Philip Morris International has managed to boost distributions in each year since the spin-off. Quarterly distributions have increased from 46 cents/share in 2008 to 77 cents/share in 2011. I expect low double digit growth in distributions over the next five – ten years. This will be driven by strong performance by company’s brand name products globally, which will drive profitability higher.
The growth in earnings per share will be driven by several factors. The company expects to generate 10%- 12% annual growth in earnings through its cost reduction programs, acquiring companies internationally as well as innovating in growing markets in order to position itself favorably.
This company has strong pricing power for this addictive product. Taxes represent a high proportion of the sales price for every pack of cigarette and they are increased every year. As a result, it is very easy for companies like PMI to increase amounts of revenues it generates from each pack sold and still manage to offset the effect of lower consumption over time.
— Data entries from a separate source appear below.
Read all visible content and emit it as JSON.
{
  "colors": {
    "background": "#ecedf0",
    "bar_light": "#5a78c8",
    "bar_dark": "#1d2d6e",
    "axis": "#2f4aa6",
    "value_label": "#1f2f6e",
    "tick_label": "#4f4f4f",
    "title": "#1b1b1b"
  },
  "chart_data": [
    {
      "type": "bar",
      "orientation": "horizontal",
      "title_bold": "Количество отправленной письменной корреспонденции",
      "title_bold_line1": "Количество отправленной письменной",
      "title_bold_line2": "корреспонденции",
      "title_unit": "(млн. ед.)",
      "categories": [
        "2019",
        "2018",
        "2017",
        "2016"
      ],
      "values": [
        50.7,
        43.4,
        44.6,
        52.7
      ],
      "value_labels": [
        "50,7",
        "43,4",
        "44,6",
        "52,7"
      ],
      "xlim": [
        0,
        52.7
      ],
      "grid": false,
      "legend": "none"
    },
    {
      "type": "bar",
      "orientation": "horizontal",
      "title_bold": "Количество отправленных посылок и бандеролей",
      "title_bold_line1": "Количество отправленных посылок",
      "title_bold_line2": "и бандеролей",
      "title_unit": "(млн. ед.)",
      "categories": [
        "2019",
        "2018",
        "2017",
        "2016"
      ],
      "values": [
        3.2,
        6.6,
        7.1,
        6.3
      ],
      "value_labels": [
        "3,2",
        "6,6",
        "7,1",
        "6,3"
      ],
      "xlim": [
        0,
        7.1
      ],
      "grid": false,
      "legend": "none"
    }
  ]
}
PMI's pricing is strong, as consumers tend to stick to cigarettes they are used to. Another way that the company will be able to generate increases in earnings is through cost containment and efficiency measures.
Internal growth could be aided by redesign of packaging, introductions of new products as well as expansion in new markets. Phillip Morris International does not have significant exposure to China and India, which account for over a third of world population. The number of smokers is likely to increase in emerging markets, while in mature markets such as Europe it will likely decline over time.
In addition, the company plans to grow through acquisitions. In recent years it has managed to create joint ventures in the Philippines and Sweden. It has also been active in acquiring Rothmans in 2008 and Swedish Match South Africa and Petteroes in 2009.
Phillip Morris International generates a healthy amount of cash flows each year. A portion of this cash flow is used in stock buybacks. The number of shares outstanding has declined from 2.076 billion in 2008 to 1.762 billion in 2011.
There are many challenged facing the cigarette manufacturers. Smoking is associated with health issues, consumption is declining, there is increased government regulation and there is also the risk of litigation. Because of all these risks, tobacco stocks have historically traded at low P/E ratios and paid above average dividend yields. While tobacco companies could lose everything if the product is banned, the likelihood of that happening is remote. The reason behind it is the fact that cash strapped governments worldwide generate vast amounts of revenues by heavy taxation of tobacco products. Thus, governments would be unlikely to sacrifice this cash cow, since they would have to find other ways to increase taxation. Taxing cigarette consumption is a popular tax, whereas taxing income or reducing health benefits would be hugely unpopular measures.
The heavy regulation, high excise taxes, inability to advertise in most markets, and risk of litigation create barriers for entry that prevents new competitors from entering the market. As a result, large and established conglomerates such as Phillip Morris International can enjoy a strong pricing power, and a wide moat.
Currently, PMI is trading at 17.90 times earnings, yields 3.40% and has a sustainable dividend payment. I like the company’s high current yield as well as the potential for strong dividend growth. Phillip Morris International is already my largest position due to my bullishness for the stock as well as its strong performance. Nevertheless, I would consider adding to my position subject to availability of funds.